O prefeito reforçou que a posição da prefeitura de Imbé não é de oposição ao tratamento, mas de cautela. “Nós não somos contra o tratamento de esgoto e nem contra o desenvolvimento. O que queremos é conhecer o processo, poder opinar e ter segurança de que esse sistema não vai prejudicar o meio ambiente e nem o futuro das nossas cidades. Talvez esse sistema seja paliativo e não seja o ideal, mas o adequado para o momento”, disse.

Vedovato avalia que os episódios de problema na balneabilidade registrados em algumas praias neste ano são pontuais. Além disso, afirmou que não estão relacionados à ineficiência dos sistemas implantados, mas, principalmente, a despejos irregulares. “Quando aparecem pontos impróprios para banho, especialmente em áreas urbanas já atendidas por rede, isso normalmente está relacionado com as ligações clandestinas antigas ou a esgoto lançado na drenagem pluvial. Não é m problema da rede em si, mas de usos irregulares que ainda precisam ser corrigidos com fiscalização”, afirmou.

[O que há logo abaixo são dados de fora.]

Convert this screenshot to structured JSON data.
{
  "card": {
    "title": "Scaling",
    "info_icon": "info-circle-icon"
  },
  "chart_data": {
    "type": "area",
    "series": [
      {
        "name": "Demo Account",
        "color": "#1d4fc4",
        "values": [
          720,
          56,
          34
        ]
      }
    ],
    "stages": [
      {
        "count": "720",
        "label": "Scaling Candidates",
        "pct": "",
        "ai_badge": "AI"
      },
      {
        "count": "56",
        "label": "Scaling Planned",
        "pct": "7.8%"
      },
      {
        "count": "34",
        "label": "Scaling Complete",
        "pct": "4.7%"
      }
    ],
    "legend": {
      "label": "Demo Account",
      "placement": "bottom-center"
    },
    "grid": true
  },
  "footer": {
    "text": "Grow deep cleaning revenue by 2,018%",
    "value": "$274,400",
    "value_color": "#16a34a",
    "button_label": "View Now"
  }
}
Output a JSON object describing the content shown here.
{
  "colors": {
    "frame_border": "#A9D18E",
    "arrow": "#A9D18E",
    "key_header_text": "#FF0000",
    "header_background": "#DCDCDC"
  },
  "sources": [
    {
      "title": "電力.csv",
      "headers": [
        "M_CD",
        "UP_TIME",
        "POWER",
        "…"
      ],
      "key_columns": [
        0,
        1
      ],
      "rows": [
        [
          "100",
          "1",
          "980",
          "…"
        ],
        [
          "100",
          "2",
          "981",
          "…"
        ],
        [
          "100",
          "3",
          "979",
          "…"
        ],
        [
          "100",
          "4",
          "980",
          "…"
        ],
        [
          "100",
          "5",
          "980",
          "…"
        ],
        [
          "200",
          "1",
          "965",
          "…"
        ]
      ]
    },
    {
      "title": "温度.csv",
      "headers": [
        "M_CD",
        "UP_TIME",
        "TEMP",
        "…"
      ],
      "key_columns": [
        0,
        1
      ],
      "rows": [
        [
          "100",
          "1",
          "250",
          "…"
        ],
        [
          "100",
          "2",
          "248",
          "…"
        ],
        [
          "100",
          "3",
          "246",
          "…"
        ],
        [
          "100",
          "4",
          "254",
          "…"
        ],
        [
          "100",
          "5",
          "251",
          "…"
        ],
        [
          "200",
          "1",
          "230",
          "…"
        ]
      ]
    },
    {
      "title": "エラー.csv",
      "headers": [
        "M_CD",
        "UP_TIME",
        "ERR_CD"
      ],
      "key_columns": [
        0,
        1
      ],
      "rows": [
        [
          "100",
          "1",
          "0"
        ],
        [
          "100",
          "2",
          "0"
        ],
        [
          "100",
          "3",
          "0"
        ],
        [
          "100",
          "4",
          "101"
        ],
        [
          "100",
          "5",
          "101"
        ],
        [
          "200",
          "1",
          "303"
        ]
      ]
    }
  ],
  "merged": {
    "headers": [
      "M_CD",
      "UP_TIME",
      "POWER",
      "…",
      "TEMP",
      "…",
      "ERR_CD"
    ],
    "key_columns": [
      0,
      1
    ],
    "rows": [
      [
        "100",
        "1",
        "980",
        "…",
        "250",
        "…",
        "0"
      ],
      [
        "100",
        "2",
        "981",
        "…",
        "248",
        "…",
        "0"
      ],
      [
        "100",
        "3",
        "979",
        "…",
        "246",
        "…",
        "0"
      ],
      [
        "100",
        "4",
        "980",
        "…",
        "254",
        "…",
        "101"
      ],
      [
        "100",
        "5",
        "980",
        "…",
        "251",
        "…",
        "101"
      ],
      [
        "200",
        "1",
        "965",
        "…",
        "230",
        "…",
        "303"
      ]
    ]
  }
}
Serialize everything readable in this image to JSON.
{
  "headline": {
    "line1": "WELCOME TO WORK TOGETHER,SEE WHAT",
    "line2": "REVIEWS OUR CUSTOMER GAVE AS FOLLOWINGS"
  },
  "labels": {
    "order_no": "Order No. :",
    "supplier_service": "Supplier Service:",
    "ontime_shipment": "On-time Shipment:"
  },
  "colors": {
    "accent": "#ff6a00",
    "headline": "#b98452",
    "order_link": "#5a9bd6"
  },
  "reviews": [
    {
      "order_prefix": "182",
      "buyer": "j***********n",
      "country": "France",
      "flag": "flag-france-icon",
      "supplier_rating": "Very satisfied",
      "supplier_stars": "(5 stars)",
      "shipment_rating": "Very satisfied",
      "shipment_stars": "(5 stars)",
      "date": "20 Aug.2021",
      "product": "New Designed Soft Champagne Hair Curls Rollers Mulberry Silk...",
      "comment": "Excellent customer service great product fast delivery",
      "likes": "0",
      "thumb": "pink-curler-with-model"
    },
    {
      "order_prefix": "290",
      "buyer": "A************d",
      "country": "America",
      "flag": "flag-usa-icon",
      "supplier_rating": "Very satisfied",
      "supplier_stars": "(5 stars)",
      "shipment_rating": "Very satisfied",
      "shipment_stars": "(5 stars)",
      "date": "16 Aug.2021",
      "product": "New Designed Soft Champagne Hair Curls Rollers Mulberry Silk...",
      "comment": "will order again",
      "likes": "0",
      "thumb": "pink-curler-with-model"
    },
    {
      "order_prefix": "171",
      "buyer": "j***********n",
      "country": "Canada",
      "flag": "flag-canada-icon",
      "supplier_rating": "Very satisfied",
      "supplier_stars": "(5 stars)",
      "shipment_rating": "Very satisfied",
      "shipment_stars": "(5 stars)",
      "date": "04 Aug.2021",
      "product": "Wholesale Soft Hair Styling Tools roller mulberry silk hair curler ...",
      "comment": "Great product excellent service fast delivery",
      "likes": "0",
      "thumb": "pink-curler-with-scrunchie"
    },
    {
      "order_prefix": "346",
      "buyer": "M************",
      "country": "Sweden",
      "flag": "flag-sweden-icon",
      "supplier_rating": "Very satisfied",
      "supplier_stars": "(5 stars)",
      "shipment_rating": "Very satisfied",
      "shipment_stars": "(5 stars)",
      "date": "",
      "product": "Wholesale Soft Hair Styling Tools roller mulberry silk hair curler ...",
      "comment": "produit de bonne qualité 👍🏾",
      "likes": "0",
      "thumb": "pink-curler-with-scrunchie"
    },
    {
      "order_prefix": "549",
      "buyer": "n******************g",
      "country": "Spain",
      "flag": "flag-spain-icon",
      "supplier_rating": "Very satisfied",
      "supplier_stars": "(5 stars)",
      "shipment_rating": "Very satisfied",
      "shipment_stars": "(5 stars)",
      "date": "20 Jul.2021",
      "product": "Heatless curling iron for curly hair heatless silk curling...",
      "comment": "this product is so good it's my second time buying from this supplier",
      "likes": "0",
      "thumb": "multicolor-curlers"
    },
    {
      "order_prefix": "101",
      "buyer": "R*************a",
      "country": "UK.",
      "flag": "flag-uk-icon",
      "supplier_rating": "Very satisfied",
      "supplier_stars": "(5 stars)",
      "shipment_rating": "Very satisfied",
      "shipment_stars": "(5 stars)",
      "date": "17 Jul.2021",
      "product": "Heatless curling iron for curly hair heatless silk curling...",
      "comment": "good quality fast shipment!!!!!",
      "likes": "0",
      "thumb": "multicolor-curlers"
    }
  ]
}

Para o delegado do Sindicato da Habitação do Rio Grande do Sul (Secovi/RS), Marcelo Callegaro, embora o avanço do saneamento seja indispensável para o desenvolvimento do Litoral Norte, o modelo adotado para o lançamento do efluente gera preocupação. “O saneamento básico é extremamente necessário para qualquer cidade e no nosso Litoral Norte ele está bastante atrasado. A Corsan, quando foi privatizada, começou a investir bastante na questão do saneamento. Ele está acontecendo, mas despejar o esgoto nas lagoas, mesmo que tratado, pode não ser a solução ideal”, afirmou.

O representante do setor também cita a informação de que o efluente teria 95% de tratamento antes do lançamento, argumento utilizado em audiências públicas e debates técnicos. “A gente espera uma decisão uma liminar que não aceite o despejo pelo menos nesse momento”, disse.

O diretor executivo da Diretoria Leste da Corsan Aegea, Vitor Hugo Vieira Barros Gabriel, afirma que não há percentual parcial no processo. “Não existe 95%. Assim, 100% do esgoto que a gente coleta é tratado. Todo o efluente passa pelos parâmetros técnicos exigidos e, uma vez atendidos, é devolvido ao meio ambiente.”

Gabriel afirmou ainda que, pela legislação, a empresa é obrigada a atender parâmetros para fazer o lançamento do esgoto. “Em Xangri-Lá, o parâmetro é ainda mais restritivo do que as legislações estadual e federal. Se eu pegar um copo de água mineral e colocar ao lado de um copo com o efluente, afirmo que não é possível ver nenhuma diferença.”